If the idea is that the __xray_CustomEvent function has a custom "callee-save almost all registers" calling convention, I'd expect you to need to save all registers in __xray_CustomEvent not marked as "preserved across function calls". It does at least seem to be necessary to save %rdi and %rsi in the function itself though.

For stack alignment, I don't think you can always assume %rsp to be properly aligned at the point where you emit the __xray_CustomEvent call. Here's a quick counterexample that shows that we can either align the stack correctly (in the case of foo) or incorrectly (in the case of bar) when calling the handler.

#include <xmmintrin.h>

__attribute__((weak)) __m128 f(__m128 *i) {
  return *i;
}

void foo() {
  __xray_customevent(0, 0);
  __m128 v = {};
  f(&v);
}

void bar() {
  __xray_customevent(0, 0);
}

If you compile this you should see that foo subtracts 24 from %rsp before calling __xray_CustomEvent, while bar does not subtract anything.

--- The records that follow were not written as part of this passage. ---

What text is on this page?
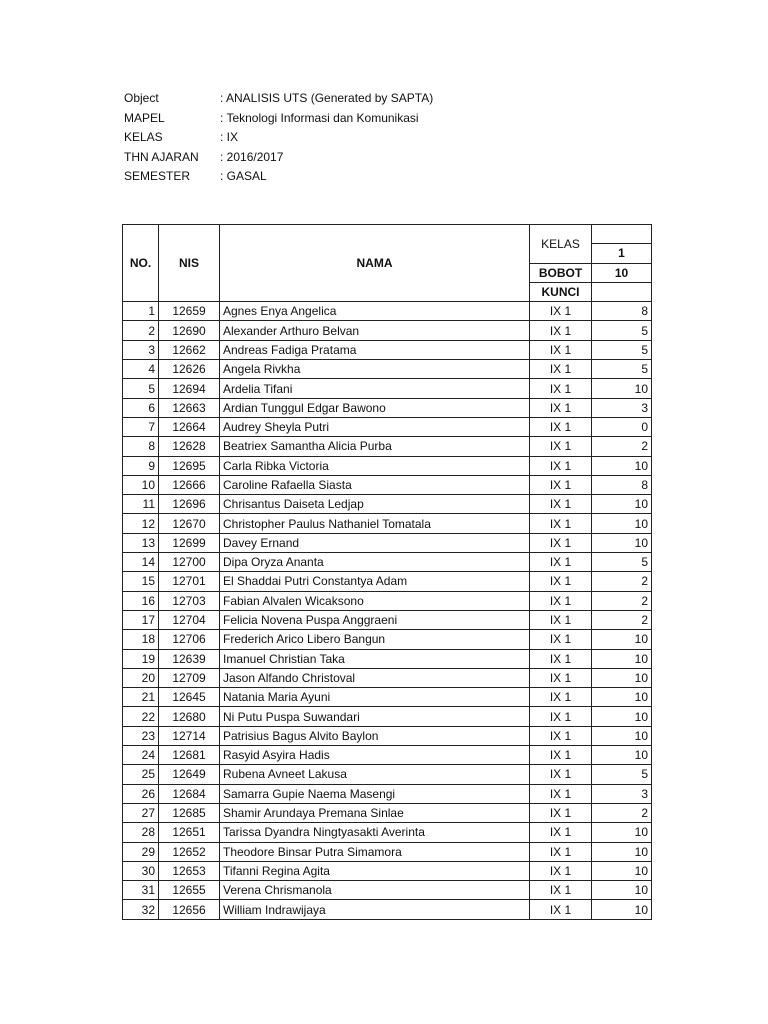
Object	: ANALISIS UTS (Generated by SAPTA)
MAPEL	: Teknologi Informasi dan Komunikasi
KELAS	: IX
THN AJARAN : 2016/2017
SEMESTER : GASAL
NO.	NIS	NAMA	KELAS	
				1
			BOBOT	10
			KUNCI	
1	12659	Agnes Enya Angelica	IX 1	8
2	12690	Alexander Arthuro Belvan	IX 1	5
3	12662	Andreas Fadiga Pratama	IX 1	5
4	12626	Angela Rivkha	IX 1	5
5	12694	Ardelia Tifani	IX 1	10
6	12663	Ardian Tunggul Edgar Bawono	IX 1	3
7	12664	Audrey Sheyla Putri	IX 1	0
8	12628	Beatriex Samantha Alicia Purba	IX 1	2
9	12695	Carla Ribka Victoria	IX 1	10
10	12666	Caroline Rafaella Siasta	IX 1	8
11	12696	Chrisantus Daiseta Ledjap	IX 1	10
12	12670	Christopher Paulus Nathaniel Tomatala	IX 1	10
13	12699	Davey Ernand	IX 1	10
14	12700	Dipa Oryza Ananta	IX 1	5
15	12701	El Shaddai Putri Constantya Adam	IX 1	2
16	12703	Fabian Alvalen Wicaksono	IX 1	2
17	12704	Felicia Novena Puspa Anggraeni	IX 1	2
18	12706	Frederich Arico Libero Bangun	IX 1	10
19	12639	Imanuel Christian Taka	IX 1	10
20	12709	Jason Alfando Christoval	IX 1	10
21	12645	Natania Maria Ayuni	IX 1	10
22	12680	Ni Putu Puspa Suwandari	IX 1	10
23	12714	Patrisius Bagus Alvito Baylon	IX 1	10
24	12681	Rasyid Asyira Hadis	IX 1	10
25	12649	Rubena Avneet Lakusa	IX 1	5
26	12684	Samarra Gupie Naema Masengi	IX 1	3
27	12685	Shamir Arundaya Premana Sinlae	IX 1	2
28	12651	Tarissa Dyandra Ningtyasakti Averinta	IX 1	10
29	12652	Theodore Binsar Putra Simamora	IX 1	10
30	12653	Tifanni Regina Agita	IX 1	10
31	12655	Verena Chrismanola	IX 1	10
32	12656	William Indrawijaya	IX 1	10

I'm no backend expert, so I don't know how to fix this properly, but I imagine that you could always realign the stack in the custom event handler function.

In terms of testing, the function foo above is an example of a function that requires the stack to be aligned, so you could try writing an integration test that uses something like that as a custom event handler function.

dberris updated this revision to Diff 112115.Aug 21 2017, 10:51 PM
dberris marked 2 inline comments as done.
  • fixup: remove unnecessary if condition
dberris added inline comments.Aug 21 2017, 10:52 PM
lib/Target/X86/X86MCInstLower.cpp
1102

Cool stuff!

I made the changes in D36816 to stash more registers in __xray_CustomEvent. We already have a special calling convention as you suggest (which is documented in the trampoline implementation). I'm not sure though whether the alignment in the case of the empty function does cause issues -- we use call instructions and already have a special calling convention for the trampolines.

pcc accepted this revision.Aug 22 2017, 11:10 AM

LGTM

lib/Target/X86/X86MCInstLower.cpp
1102

Thanks, I've left some comments on that review.

This revision is now accepted and ready to land.Aug 22 2017, 11:10 AM
This revision was automatically updated to reflect the committed changes.